Monica/ May 2, 2019/ Short, Short Stories

I’m not good at math, but I’ll be damned if I leave a math problem unsolved.  I don’t seek any problem out, but when I come upon a math problem in my journey through days, I pause until I whisper the answer like a secret learned.

For a long time, I paused just hours at a time.  I would come home late, having spotted a math problem in an open textbook covering the lap of my train seat neighbor.  I’d ride the train back and forth until I found the answer, and find my wife slumped over a cold unappetizing heap of her day’s work.  She was never supportive of my dedication to math problem-solving.  She made no effort to understand and she had no interest in seeing the calculations I made alone on the train instead of sitting at the table with her.  Sometimes a math problem would arise when we were together, say discount shopping, and my wife would leave me sitting between over-dressed mannequins and never come for me when I had worked out the posed math problem.  Instead, I would end up on the train again by myself on my way home.

The real challenge began when the math problems that were thrown at me kept me occupied for days.  Adderall, Ritalin, caffeine pills kept me awake and calculating, counting, charting.  I grew a beard.

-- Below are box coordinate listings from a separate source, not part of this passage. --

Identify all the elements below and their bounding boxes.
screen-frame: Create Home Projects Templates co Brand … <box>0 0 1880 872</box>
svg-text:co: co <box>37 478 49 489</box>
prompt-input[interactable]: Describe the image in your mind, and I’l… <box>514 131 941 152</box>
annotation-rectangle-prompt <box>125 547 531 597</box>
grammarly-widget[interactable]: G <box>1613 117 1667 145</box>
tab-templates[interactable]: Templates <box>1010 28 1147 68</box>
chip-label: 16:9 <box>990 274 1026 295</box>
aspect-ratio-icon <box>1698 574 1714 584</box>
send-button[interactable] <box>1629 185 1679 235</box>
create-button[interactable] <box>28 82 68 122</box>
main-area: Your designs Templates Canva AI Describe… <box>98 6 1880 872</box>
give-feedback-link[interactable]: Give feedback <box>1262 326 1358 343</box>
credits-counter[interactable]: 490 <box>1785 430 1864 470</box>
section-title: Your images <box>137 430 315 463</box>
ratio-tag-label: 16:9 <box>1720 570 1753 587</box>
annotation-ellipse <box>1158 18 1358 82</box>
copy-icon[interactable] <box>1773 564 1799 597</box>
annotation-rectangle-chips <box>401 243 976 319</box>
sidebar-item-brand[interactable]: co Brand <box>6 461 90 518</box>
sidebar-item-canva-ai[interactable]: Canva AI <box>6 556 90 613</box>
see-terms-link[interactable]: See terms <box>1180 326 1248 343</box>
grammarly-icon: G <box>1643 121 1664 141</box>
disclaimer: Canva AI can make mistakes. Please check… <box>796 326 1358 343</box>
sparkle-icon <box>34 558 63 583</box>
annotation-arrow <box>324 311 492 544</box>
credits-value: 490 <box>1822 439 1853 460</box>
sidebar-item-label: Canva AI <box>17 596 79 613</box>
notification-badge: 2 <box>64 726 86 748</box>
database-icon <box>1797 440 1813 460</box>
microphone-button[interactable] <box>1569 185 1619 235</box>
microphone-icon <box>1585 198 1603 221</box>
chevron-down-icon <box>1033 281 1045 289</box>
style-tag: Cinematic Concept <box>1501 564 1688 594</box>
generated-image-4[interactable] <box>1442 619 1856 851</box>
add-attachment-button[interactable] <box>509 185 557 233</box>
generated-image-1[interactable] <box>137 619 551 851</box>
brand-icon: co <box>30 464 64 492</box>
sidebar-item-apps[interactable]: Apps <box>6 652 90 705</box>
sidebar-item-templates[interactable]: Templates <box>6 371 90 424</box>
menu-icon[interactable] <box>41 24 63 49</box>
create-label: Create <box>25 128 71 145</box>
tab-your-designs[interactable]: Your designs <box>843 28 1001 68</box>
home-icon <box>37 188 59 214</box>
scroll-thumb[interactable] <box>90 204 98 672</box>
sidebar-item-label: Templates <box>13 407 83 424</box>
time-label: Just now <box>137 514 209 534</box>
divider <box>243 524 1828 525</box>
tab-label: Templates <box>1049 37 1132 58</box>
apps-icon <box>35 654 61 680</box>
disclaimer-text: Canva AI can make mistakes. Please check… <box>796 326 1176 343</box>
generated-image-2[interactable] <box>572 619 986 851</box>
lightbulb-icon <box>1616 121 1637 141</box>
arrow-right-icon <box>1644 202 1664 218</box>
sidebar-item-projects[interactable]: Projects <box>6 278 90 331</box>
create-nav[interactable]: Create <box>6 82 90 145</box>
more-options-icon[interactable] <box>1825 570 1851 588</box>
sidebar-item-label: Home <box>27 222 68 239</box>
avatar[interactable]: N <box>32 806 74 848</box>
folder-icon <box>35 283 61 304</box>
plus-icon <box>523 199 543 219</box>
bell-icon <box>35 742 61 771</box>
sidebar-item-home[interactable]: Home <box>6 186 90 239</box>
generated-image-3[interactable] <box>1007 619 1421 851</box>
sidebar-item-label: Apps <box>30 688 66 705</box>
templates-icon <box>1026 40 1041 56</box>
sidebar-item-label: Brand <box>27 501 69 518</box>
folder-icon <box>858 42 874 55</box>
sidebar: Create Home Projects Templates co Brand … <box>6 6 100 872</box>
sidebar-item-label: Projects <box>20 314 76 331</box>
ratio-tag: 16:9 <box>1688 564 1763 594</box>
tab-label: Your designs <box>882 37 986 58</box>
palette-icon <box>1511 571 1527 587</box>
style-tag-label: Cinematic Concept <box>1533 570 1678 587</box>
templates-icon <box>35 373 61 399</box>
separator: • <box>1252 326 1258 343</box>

The most difficult math problem I have encountered to date took me 13 years to solve.  I stood away from it only long enough to quit my job and, after my wife left me, to move my notepads and supplies to my parents’ garage.  Each day, they brought me milk and tea or tea with milk, and I ate bite-sized foods I popped into my mouth one at a time, like skinned grapes, miniature cookies and Bugles.

Once a week, a professional would stop by to help me see the math problem in a new way.  “Let’s look at the math problem in a new way,” he’d say.  But then he would distract me with questions about my emotions, my self-care, my relationship with my father growing up, and other things which I did not appreciate.  During his last visit, he tried to convince me to take a walk outside with him with my notepad and pencil.  “Let’s take a walk outside.  Bring your notepad and pencil,” he said.  That was his last visit.

When I finally solved that rascally math problem, I was 47 years old.  “Do you know how much of your life you’ve wasted?” my mother cried as she hugged me tightly in the kitchen.  And once she let go, my still warm pencil came back out to solve the math problem she had inadvertently given me.

The most difficult part of any math problem is the most gratifying–figuring out when I have reached the right answer.  There is not an answers log for math problems come upon on a train or exclaimed by an exasperated mother.  I have to find the end of possibilities on my own.  I have to find the absence of doubt.  An end like that only exists in math problems.  On the nights no math problem came my way, I sat on the train working out whether I was in love with my wife or whether my work was meaningful.  If I paused to solve problems like those, I’d be on the train or in my parents’ garage far longer than 13 years.  How much of my life would I have wasted?